Module 4 Assignment: CNN architecture memo#
Theme#
Convolutional neural networks for vision
Exercises#
Design a CNN for a small grayscale image classification problem.
Specify convolution, activation, pooling, flattening, and classification-head choices.
Use the starter model to inspect output shapes after each stage.

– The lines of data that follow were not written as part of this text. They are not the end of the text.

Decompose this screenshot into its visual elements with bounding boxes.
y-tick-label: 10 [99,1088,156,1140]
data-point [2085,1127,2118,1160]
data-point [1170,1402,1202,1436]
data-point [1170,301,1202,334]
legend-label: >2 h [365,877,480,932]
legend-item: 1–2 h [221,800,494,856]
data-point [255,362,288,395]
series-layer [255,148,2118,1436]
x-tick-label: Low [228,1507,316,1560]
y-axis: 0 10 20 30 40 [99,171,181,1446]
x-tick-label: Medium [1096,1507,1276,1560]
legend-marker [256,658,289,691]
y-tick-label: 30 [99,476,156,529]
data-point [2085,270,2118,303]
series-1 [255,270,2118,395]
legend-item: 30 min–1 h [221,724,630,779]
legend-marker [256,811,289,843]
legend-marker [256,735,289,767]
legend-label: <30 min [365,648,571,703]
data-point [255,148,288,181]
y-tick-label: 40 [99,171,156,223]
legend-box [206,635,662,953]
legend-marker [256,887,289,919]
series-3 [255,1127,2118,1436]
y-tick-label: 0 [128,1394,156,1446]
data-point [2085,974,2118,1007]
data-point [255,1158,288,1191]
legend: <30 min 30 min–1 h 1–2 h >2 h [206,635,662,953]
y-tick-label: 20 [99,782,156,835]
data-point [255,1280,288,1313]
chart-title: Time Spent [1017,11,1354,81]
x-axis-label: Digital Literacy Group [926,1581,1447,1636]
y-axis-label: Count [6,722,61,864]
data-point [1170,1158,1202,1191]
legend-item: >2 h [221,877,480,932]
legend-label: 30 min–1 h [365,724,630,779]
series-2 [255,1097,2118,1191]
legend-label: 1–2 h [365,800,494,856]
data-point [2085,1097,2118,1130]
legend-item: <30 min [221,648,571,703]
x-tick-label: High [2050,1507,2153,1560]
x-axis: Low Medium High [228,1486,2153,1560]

Explain why local receptive fields and weight sharing fit image data.
Submission#
Submit a 600-900 word technical memo plus any code, plots, or shape traces needed to support your claims. Use the starter cell as a minimum reproducible experiment, then make at least one meaningful modification.
Rubric#
Correct use of module vocabulary and notation
Clear connection between design choices and data/problem structure
Evidence from the starter experiment or your own extension
Concise reflection on limitations, failure modes, or next steps
import torch
from torch import nn
model = nn.Sequential(
nn.Conv2d(1, 4, kernel_size=3, padding=1), nn.ReLU(), nn.MaxPool2d(2),
nn.Conv2d(4, 8, kernel_size=3, padding=1), nn.ReLU(), nn.AdaptiveAvgPool2d((1, 1)),
nn.Flatten(), nn.Linear(8, 2)
)
x = torch.randn(5, 1, 16, 16)
for layer in model:
x = layer(x)
print(f"{layer.__class__.__name__:>18}: {tuple(x.shape)}")
Conv2d: (5, 4, 16, 16)
ReLU: (5, 4, 16, 16)
MaxPool2d: (5, 4, 8, 8)
Conv2d: (5, 8, 8, 8)
ReLU: (5, 8, 8, 8)
AdaptiveAvgPool2d: (5, 8, 1, 1)
Flatten: (5, 8)
Linear: (5, 2)
Reflection prompts#
What changed when you modified the starter experiment?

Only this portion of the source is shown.